The Takarekbank network - 1,600 outlets, constituting close to 40% of total bank branches in the country - is seen as important for the centre-right, paternalistic Fidesz government. Its branches are, for the most part, set in smaller towns in rural Hungary, where support is at its greatest.

The government has recently been concentrating on developing alternative means of getting credit to the economy, its rough treatment of the major banks having seen lending virtually come to a standstill. The central bank's Funding for Growth scheme to small business and for house improvements is seen as vital to keep Hungary's economic recovery on track. Takarekbank was thrust to the forefront of the scheme as it started up earlier this year, despite holding just a 5% market share overall at the time.

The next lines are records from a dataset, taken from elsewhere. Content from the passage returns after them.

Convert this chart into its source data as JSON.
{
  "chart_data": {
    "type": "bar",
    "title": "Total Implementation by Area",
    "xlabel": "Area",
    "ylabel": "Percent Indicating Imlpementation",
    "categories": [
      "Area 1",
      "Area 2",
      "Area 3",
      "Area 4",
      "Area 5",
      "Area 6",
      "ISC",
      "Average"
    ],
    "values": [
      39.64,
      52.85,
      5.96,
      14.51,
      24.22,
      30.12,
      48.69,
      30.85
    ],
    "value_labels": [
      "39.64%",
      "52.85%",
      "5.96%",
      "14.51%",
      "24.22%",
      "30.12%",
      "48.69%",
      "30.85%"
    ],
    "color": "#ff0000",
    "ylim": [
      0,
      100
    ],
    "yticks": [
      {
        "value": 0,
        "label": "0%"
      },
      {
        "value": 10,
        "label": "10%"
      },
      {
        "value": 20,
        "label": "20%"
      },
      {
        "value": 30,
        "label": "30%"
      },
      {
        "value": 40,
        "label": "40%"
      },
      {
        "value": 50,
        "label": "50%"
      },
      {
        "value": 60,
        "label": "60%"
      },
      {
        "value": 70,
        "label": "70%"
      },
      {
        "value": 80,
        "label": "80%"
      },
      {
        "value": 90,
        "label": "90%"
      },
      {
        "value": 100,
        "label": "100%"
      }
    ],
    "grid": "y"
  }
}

MFB bought its stake in Takarekbank from Germany's DZ Bank in 2012, as part of Orban's strategy for the state to fill the lending void. In June, Budapest unveiled a plan to pump HUF100bn (€335m) into Takarekbank to prepare it for the role. A spokesman explained at the time that the cash would be used to "reorganize" the country's cooperative banks.

The likely sale to FHB suggests that with loyalists now in control at the central bank and driving lending, the government is happy to have local investors help develop Hungarian banking.